The Brain as a Measurement Device

Quantum Theory is really about waves of possibilities.  A particle is described by a wave function as being in many possible places at the same time.  When the particle is observed, its wave function "collapses" with definite attributes, including the location it occupies, but such attributes cannot be foreseen until they actually collapse.  In other words, the observer can only observe a quantum system after having interfered with it.

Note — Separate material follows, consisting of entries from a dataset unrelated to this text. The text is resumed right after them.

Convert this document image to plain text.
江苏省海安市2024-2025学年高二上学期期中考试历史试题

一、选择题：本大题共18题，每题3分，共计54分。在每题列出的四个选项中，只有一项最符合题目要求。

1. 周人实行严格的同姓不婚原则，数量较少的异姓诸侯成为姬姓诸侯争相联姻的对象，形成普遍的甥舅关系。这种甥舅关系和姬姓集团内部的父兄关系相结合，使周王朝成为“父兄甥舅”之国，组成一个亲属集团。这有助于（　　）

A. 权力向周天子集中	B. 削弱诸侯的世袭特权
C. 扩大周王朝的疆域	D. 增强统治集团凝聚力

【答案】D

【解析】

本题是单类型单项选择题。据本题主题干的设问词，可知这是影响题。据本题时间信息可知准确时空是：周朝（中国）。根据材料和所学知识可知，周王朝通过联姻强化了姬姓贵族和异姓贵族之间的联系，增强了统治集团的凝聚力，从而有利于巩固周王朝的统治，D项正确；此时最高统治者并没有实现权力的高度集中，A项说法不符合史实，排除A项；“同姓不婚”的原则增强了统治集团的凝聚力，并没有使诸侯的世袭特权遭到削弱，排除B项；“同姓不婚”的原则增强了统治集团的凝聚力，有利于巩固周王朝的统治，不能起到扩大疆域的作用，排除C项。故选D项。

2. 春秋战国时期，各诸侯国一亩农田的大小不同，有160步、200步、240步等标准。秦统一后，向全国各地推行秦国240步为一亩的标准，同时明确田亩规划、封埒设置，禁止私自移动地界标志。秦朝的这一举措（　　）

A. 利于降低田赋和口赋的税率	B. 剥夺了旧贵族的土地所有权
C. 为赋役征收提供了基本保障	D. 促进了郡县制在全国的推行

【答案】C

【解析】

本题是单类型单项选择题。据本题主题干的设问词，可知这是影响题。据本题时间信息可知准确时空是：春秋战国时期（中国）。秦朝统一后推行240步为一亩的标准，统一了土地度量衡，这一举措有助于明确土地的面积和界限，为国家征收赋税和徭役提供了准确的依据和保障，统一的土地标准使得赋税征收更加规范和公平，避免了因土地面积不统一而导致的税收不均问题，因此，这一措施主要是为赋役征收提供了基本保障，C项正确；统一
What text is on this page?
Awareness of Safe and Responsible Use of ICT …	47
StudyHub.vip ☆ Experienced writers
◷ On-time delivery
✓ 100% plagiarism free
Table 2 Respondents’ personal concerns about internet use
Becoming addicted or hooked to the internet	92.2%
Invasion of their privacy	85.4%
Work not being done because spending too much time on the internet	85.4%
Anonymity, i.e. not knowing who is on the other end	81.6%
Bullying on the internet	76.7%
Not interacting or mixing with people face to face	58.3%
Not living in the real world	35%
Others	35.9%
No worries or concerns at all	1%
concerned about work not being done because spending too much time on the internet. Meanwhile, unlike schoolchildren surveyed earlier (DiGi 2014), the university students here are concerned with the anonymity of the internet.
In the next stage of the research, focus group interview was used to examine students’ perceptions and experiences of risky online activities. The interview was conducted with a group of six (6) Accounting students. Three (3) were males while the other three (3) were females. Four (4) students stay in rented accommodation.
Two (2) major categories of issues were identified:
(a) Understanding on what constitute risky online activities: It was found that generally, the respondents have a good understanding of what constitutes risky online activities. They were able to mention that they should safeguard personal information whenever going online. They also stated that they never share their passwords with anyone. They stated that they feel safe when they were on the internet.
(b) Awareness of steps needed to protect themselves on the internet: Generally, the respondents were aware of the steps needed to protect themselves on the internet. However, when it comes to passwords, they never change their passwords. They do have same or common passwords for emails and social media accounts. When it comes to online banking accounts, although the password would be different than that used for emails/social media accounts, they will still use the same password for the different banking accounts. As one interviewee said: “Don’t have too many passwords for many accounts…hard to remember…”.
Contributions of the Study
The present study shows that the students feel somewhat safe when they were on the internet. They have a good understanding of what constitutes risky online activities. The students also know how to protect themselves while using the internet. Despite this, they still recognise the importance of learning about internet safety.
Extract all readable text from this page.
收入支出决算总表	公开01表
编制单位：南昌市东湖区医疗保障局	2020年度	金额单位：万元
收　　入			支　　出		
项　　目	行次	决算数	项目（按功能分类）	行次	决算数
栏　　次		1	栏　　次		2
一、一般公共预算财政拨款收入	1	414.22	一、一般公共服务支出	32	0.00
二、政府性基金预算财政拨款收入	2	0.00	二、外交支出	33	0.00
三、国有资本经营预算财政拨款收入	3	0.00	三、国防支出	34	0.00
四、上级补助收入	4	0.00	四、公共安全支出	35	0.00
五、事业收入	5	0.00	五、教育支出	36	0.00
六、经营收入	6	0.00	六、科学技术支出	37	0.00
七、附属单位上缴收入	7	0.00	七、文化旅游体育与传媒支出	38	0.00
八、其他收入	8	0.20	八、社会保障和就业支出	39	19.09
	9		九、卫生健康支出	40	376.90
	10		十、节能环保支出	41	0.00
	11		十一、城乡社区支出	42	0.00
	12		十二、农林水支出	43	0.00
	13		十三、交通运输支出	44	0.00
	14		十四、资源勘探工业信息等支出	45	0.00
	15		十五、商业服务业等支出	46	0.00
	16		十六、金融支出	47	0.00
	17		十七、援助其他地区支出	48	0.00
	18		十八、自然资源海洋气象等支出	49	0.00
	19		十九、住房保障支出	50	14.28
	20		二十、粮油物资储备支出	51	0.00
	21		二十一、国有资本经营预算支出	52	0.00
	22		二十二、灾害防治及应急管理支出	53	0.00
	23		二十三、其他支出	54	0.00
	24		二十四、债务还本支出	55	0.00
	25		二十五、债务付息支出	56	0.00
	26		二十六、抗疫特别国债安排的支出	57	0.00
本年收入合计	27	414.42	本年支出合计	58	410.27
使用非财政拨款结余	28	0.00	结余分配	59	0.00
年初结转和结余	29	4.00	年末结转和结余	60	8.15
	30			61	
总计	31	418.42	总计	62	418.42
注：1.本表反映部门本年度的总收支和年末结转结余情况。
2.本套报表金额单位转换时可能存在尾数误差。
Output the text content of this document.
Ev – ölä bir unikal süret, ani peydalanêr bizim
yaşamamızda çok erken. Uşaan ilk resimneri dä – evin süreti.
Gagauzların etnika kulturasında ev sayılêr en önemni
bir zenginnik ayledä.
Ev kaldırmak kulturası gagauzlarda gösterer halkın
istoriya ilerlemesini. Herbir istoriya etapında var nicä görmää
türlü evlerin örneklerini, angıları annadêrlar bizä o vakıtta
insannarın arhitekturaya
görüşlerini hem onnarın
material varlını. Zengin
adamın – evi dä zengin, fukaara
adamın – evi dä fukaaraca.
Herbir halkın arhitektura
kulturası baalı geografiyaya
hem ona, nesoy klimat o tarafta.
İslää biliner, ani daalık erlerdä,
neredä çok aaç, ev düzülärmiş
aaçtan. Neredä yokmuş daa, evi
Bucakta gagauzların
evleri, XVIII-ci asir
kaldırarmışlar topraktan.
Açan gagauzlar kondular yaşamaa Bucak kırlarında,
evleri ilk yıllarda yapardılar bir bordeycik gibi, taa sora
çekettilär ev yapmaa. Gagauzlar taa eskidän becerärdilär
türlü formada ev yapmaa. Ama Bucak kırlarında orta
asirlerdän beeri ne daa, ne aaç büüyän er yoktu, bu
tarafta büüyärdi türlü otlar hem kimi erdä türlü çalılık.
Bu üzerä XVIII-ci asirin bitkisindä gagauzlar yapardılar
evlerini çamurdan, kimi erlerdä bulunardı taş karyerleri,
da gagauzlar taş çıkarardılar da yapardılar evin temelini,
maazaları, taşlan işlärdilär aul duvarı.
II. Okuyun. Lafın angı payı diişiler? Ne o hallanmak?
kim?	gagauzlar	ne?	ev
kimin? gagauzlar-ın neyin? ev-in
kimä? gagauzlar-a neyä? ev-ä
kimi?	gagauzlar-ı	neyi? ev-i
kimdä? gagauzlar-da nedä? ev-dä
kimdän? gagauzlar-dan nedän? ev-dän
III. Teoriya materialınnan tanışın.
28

Von Neumann highlighted an inconsistency in the standard interpretation of Quantum Theory: the objects to be observed are treated as quantum objects (or waves), while the objects that observe (the instruments) are classical objects, with a shape, a position and no wave.  The "measurer" is a natural object as much as the "measured", but we grant it immunity from Quantum Theory. Von Neumann objected to dividing the world into two parts that behaved differently. Quantum Theory unequivocally states that everything is a quantum system, no matter how small or big it is. On the other hand, if everything is a quantum system regulated by a wave of possibilities, what makes it collapse? Von Neumann was led again to postulate that something "different" from a quantum system has the power to cause such a collapse, and that something had to be human consciousness. Nothing in the world is real unless perceived by a mind, as the British philosopher Berkeley had argued centuries before Von Neumann.

What if we built an instrument which is smaller than the system to be observed? What would be a quantum system: the smaller or the bigger, the measurer or the measured?

The range of uncertainty of a particle is measured by Max Planck's constant. Because Planck's constant is so small, big objects have a well-defined position and shape and everything. The features of small objects such as particles are instead highly uncertain. Therefore, large objects are granted an immunity from quantum laws that is based only on their size.